I had a lie told to me recently. A big lie. A lie that I wanted to believe, that if I believed, would further my path as a yoga instructor and may bring additional income. I wanted to believe the lie, and so did the teller - in fact I don't even think he realizes he was lying. But he was. And now I'm kicking myself for believing it and begrudgingly looking at the mess I may have to clean up because I believed it. (Note to the reader - until further notice, do not come to my classes at the San Diego Squash club. It's not set up for a yoga space. Yet. I haven't given up completely. Just hold out another week or so).

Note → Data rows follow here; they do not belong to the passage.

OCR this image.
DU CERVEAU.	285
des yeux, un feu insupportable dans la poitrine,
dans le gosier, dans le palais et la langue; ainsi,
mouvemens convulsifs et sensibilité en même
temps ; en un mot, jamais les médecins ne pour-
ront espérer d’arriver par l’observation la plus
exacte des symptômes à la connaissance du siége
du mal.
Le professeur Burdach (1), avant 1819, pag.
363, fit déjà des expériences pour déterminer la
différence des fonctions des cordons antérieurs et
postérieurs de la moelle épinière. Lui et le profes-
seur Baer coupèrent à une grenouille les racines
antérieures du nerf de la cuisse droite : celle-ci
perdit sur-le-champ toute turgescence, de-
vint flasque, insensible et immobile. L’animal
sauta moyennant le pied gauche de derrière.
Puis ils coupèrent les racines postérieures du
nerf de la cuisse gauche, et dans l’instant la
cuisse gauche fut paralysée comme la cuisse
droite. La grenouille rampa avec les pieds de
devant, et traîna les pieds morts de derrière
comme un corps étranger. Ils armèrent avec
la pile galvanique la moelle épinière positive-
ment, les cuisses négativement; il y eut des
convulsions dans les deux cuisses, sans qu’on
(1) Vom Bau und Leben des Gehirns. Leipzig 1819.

So why did I believe it in the first place? Well, for starters, I wanted to believe it. I respected the person telling it, and I wanted to share his vision of the outcome. But I had doubts. I had a lot of doubts (Emily, you know exactly what I'm talking about). Isn't it interesting that we chose to believe something we know is a lie; it's as if we lie to ourselves about the truth so that we can accept someone's untruthful vision of the future. It's like when Bush rejected the proof of global warming and asked the country to do so as well. He liked the lie better than the truth, so he convinced himself of the lie.

My meditation tonight is about the truth verses the lie. Obviously. I'm taking a look into my space to see what controls my space about truth and what affects my ability to see a lie. Anyone can take a look at this for themselves in meditation. Or if you're having a hard time seeing your own space, give me a call and I'll take a look for you.

Ah, and confessions. My confession is this: I didn't really do any yoga today. Gasp! I woke early for my last session of physical therapy - an hour of one legged squats, lunges, and abdominal work. Ouch. I spent an hour trying to set up a space for a yoga class that no one showed up to (although, to my credit, I did 15 minutes of sun salutations and flow while waiting), and then I went straight to work until the evening. I had intentions of attending an evening yoga class, but the look on my pets faces (and their body language) stopped me. I've realized that lately with all the new stress in our house (my husband entering into the teaching portion of his professorship plus my two new jobs), my pets are hard hit. My dog seems depressed, low energy, and sad, even. My cat can't wait to jump into my lap every time I sit down. In fact, above is a picture of Zoe "helping" me pay the bills this morning in my 15 minutes of sit down time.

So instead of yoga, I came home for the evening to spend time with my family. So maybe I don't get 365 asana. I thought of yoga. I did some yoga. But I didn't spend an hour on my mat. Instead, I spent an hour as the mat for my cat.